Committee publication · Correspondence · 21 May 2026
Correspondence from the Chair to the Department of Health and Social Care, relating to Written Parliamentary Questions performance, dated 7 April 2026 and the reply, dated 27 April 2026
From: Procedure Committee
Inquiry: Written Parliamentary Questions: Departmental performance in Session 2024-26
Summary
Correspondence between the Procedure Committee Chair and the Department of Health and Social Care (DHSC) regarding deteriorating performance in answering Written Parliamentary Questions. The Committee raised concerns that DHSC's performance has worsened from 60% (named day) and 76% (ordinary) in summer 2025 to 55% and 60% respectively, despite prior commitments to improve. DHSC's response cites unprecedented volume increases (nearly doubling to ~90 PQs per day) and ongoing initiatives including AI exploration, but acknowledges falling below the 85% standard.
Key findings
- DHSC named day WPQ performance declined from 60% (July 2025) to 55% (December 2024–November 2025); ordinary questions fell from 76% to 60%, both below the Committee's 85% standard.
- DHSC received 77% more WPQs per sitting day in 2024–25 than 2023–24, with volume doubling to ~90 per day; on 1 September 2025 the Department received 544 PQs in one day, described as a record.
- Prior interventions (updated guidance, internal league tables, chasing complex responses, arm's-length body engagement) implemented in July 2025 failed to arrest the performance decline.
- DHSC identified systemic issues including requests for already publicly available data and repetitive/duplicative questions, and is exploring AI automation; however, final quality assurance and ministerial review cannot be fully automated.
- DHSC estimates the monthly cost of answering PQs exceeds £250,000 (extrapolated from 2012 figure of £164 per question, adjusted for inflation to £236 per question in 2026).
Government position
DHSC partially accepts the Committee's concerns and rejects the implication that performance should meet the 85% standard given volume. The Department acknowledges its proportional response rate falls below the standard but emphasises it answers more WPQs in absolute numbers than any other department. DHSC commits to continued resource bolstering and efficiency innovation (including AI) but resists expanding headcount, citing value-for-money constraints. The Department seeks Committee guidance on making the WPQ system more proportionate and sustainable, and flags the upcoming DHSC–NHS England merger as a context for building parliamentary capability.
Tone
CriticalTopics
Key actors
Cat Smith MP, Karin Smyth MP, Wes Streeting MP, Procedure Committee, Department of Health and Social Care, House of Commons Table Office, Leader of the House, NHS England
Notable line
“Despite these targeted measures, in the most recent period we examined (covering 9 December 2024 – 28 November 2025) …”
Key Quotes
“Having reviewed the performance of DHSC in the present Session, we were struck by the continued poor performance of your department, especially following our discussions on this matter last Summer”

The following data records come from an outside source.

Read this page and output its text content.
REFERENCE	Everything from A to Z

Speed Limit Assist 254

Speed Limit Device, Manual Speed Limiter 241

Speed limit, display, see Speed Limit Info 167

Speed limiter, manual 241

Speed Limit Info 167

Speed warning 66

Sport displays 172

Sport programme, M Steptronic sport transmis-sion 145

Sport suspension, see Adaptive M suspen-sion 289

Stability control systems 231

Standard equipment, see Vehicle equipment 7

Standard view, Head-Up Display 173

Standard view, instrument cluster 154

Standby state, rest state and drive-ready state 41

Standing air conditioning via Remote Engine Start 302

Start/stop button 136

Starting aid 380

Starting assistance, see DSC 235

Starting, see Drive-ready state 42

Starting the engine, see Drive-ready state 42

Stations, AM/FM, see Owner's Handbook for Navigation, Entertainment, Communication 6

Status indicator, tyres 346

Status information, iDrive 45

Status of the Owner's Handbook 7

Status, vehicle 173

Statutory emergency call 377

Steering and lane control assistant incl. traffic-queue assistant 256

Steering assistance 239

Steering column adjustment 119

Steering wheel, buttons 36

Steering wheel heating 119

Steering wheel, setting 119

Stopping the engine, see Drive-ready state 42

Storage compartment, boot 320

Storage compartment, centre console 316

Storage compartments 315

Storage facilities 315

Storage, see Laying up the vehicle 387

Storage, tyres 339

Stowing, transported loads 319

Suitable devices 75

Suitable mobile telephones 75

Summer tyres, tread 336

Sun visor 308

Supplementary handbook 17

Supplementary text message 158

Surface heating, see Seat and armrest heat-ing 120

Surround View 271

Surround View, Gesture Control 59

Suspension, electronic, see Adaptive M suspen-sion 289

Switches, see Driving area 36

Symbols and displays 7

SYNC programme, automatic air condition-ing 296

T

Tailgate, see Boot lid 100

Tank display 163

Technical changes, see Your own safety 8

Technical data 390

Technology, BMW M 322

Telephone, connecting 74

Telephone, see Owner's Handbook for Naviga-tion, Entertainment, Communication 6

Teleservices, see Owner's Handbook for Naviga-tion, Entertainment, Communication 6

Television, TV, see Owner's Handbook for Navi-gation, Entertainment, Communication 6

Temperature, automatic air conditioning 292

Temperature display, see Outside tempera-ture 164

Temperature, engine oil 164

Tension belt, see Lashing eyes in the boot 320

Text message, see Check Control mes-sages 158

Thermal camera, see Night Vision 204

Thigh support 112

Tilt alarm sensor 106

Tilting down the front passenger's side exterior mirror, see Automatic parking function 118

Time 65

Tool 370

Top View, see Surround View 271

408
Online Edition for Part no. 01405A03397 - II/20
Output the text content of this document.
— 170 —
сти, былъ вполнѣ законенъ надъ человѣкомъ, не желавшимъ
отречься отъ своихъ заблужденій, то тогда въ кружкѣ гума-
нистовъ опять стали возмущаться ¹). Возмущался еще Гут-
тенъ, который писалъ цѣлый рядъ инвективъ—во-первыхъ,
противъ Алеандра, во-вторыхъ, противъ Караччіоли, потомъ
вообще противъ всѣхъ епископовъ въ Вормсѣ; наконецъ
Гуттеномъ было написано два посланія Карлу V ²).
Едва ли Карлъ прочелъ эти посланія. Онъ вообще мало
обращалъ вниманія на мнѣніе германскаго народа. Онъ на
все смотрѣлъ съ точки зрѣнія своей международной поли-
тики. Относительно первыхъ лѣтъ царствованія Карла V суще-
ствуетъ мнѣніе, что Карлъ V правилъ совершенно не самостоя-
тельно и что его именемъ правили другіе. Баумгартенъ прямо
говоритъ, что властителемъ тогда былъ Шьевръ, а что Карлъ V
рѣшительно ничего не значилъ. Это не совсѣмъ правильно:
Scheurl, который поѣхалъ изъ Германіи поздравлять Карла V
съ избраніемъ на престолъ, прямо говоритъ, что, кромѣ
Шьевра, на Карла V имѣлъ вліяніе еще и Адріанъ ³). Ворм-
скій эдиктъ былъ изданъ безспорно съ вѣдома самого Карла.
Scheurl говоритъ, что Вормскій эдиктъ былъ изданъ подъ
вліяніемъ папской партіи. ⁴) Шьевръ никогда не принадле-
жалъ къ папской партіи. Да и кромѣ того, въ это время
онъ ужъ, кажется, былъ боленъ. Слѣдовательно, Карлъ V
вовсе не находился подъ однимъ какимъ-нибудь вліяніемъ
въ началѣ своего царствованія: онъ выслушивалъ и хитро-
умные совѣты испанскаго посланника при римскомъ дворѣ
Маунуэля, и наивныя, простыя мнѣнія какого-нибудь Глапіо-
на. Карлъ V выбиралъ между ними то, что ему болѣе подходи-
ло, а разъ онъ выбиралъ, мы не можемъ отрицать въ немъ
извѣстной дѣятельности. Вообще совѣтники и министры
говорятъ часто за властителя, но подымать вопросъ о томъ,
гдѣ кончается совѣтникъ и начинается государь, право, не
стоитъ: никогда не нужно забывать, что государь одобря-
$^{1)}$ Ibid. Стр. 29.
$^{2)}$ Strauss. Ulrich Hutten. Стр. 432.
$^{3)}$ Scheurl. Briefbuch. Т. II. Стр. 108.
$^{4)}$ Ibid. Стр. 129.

“… many other departments have also seen a similar – indeed, some have even seen a larger – increase, but have not seen their performance deteriorate to the same degree.”
“… on the day that Parliament returned from summer recess (1 September 2025), DHSC received 544 written PQs, which I believe is a new record for the number of written PQs received by a Department in a single day.”
“In raw numbers, my Department answers the most written PQs on time across Whitehall.”
“… there are some steps of the written PQ process that cannot be fully automated, such as final quality assurance of drafts and review by Ministers before publication.”
“I look forward to the Committee's recommendations as to how the PQ system can be improved to ensure that it remains proportionate and sustainable.”